The indoor/outdoor area of this two-level house over looking Auckland's Waitemata harbour functions as the heart and soul of the home, says the architect Daniel Marshall.
The plan: "We wanted a space that could be viewed from all areas in the house, and to create a sense of calm through the planting, the sound and reflection of the water falling across the levels, and through using a restrained room is the central element around which the circulation is arranged, even though the ground drops a full level over the width of the house. I was very interested in Japanese gardens and architecture, particularly the way water is used to mark a journey and provide points of reflection."
Material with impact: "The cortex steel that we used to frame the concrete steps and the edges of the falling water ponds was the best find."
Introspection and harmony: "The room is intended to be the focus when one looks inward; It's a counterpoint to the expansive sea views. It's an area of introspection and harmony."
The judges said: "An imaginative and clever concept that pulls the house aesthetic together."
The en suite in this Auckland renovation by architect Daniel Marshall was designed to embrace a feeling of luxury or, as Daniel puts it, be "a place of refuge". The style and materials reflect the early 1970s architecture of the home but are updated with a refined twist.
Connectivity: "I like an ensuite to be as connected as possible to the bedroom, so I always pursue a strategy of enclosing the functions that require more privacy while leaving the rest of the bathroom - the vanity area for instance - open for access to and form the bedroom."

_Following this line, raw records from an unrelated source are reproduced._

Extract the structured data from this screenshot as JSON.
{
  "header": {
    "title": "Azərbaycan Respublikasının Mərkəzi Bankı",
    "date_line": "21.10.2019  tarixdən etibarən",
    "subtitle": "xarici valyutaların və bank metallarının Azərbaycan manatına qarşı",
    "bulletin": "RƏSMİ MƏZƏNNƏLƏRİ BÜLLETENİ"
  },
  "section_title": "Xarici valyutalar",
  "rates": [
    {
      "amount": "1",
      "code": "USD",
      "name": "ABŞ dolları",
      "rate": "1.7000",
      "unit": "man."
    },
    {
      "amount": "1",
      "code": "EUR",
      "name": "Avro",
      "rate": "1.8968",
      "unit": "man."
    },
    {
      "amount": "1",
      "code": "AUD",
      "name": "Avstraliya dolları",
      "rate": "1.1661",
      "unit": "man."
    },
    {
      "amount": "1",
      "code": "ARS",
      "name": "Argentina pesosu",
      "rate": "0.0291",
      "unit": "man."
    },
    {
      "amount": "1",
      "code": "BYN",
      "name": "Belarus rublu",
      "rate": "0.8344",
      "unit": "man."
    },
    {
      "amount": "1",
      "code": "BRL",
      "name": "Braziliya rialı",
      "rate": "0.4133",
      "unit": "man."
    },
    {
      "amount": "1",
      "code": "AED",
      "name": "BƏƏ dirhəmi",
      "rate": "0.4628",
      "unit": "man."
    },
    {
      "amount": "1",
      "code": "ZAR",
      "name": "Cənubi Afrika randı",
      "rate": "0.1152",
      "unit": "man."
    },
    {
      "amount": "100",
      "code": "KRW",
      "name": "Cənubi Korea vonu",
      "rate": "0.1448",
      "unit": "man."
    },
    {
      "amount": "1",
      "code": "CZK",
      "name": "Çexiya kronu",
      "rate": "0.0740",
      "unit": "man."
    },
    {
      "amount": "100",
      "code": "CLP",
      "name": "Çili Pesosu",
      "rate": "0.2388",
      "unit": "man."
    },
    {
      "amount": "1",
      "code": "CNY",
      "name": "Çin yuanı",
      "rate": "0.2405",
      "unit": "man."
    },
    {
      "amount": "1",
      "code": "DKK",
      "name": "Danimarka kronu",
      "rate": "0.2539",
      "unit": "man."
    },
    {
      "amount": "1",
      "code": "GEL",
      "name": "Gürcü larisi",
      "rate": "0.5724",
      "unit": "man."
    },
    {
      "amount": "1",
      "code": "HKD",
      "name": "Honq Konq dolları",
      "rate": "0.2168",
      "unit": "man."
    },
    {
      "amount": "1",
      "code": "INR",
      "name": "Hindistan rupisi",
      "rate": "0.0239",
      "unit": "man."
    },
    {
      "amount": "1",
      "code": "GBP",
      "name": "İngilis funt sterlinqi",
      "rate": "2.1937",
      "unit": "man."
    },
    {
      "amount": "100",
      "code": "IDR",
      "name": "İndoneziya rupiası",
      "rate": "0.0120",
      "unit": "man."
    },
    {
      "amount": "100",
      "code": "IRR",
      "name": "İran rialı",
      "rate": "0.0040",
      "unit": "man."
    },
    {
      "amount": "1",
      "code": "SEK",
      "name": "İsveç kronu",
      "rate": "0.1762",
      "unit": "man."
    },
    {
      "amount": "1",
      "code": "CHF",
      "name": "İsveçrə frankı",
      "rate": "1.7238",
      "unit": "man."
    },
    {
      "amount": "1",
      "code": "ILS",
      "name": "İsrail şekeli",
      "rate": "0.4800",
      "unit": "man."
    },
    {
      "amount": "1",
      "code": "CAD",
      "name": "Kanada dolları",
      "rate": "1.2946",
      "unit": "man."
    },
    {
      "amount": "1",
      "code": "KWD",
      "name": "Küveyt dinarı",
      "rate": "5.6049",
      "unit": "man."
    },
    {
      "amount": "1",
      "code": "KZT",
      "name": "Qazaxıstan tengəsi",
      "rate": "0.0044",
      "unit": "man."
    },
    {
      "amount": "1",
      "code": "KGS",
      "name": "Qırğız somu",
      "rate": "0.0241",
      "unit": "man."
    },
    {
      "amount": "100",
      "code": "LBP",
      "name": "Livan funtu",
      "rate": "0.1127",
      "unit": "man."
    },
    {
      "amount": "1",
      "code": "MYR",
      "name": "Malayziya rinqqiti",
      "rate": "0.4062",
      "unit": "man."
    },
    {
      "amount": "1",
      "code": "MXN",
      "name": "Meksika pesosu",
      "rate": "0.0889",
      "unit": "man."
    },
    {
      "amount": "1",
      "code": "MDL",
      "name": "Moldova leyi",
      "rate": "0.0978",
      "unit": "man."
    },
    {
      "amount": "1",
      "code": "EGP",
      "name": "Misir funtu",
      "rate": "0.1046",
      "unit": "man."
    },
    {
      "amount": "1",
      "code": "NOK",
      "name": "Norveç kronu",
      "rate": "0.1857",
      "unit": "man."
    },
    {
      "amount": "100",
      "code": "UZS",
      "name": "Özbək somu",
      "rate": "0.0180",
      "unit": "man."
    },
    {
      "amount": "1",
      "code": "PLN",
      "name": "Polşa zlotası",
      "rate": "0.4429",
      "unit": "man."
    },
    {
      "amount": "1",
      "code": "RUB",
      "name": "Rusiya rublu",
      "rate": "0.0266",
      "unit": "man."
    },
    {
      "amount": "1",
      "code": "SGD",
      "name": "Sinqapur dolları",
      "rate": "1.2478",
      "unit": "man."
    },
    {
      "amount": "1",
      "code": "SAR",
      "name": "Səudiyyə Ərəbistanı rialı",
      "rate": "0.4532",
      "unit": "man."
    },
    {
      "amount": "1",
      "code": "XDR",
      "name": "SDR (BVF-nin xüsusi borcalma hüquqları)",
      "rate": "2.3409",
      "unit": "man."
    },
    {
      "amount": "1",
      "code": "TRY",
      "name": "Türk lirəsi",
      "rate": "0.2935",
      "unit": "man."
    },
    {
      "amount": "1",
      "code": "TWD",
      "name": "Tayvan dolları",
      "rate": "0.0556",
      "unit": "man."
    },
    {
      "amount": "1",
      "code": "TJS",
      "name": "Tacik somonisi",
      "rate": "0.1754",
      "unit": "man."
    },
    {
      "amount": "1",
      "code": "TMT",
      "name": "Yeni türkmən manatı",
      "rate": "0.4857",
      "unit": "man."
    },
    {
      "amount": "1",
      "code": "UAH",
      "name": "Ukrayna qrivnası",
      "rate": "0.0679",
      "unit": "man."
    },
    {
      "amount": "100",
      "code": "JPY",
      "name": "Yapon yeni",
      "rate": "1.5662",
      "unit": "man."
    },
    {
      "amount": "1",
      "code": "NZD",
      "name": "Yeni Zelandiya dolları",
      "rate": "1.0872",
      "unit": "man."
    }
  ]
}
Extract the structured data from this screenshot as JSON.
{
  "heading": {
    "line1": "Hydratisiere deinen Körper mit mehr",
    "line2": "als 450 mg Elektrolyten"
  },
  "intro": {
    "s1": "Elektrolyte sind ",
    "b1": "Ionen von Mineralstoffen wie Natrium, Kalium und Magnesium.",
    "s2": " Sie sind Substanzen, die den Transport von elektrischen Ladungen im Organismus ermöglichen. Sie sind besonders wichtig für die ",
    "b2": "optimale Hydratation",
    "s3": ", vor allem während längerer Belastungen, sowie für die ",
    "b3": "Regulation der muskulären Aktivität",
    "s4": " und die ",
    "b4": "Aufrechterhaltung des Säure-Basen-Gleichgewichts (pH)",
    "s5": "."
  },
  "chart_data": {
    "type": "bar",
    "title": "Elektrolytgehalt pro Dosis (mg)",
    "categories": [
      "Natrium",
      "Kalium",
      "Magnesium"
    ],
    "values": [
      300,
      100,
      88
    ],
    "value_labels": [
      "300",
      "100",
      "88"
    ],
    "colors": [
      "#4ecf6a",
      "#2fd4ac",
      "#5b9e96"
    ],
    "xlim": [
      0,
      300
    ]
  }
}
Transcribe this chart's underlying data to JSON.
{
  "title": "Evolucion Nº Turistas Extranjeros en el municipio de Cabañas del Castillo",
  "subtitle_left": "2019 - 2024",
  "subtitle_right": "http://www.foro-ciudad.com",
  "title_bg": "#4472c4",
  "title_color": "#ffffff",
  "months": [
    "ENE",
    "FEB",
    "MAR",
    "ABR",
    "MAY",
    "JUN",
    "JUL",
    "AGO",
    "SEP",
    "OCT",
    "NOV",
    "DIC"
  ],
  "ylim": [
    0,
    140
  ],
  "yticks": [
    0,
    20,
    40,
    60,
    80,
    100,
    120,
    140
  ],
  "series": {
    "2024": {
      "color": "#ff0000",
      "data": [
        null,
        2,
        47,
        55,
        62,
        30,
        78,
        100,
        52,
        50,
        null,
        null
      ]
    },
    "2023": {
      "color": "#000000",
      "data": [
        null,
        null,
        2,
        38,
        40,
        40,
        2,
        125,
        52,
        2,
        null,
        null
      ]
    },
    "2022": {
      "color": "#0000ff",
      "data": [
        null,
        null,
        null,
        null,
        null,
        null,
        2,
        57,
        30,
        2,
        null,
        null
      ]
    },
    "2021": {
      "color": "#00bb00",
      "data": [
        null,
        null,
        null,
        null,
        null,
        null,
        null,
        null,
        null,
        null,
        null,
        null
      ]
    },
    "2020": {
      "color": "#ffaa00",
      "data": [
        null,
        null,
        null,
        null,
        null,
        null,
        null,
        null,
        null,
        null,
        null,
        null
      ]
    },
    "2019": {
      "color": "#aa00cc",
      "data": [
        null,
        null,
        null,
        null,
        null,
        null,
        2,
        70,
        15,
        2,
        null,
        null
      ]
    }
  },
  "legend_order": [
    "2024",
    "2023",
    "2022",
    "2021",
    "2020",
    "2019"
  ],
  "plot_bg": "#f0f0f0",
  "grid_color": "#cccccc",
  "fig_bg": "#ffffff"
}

The colour choices: "We deliberately used darker tones, with liquorice glass mosaic tiles on the walls and a moody brown limestone tile for the flooring. Walnut cabinetry and black exterior louvres added to the effect. We wanted the feeling of a moody, luxe spa."
The main focus: "The freestanding bath that is highlighted by the limestone wall, which hides the shower and the toilet."
The judges said: "We loved the moodiness and the juxtaposition between the two tiles. It's tactile and powerful."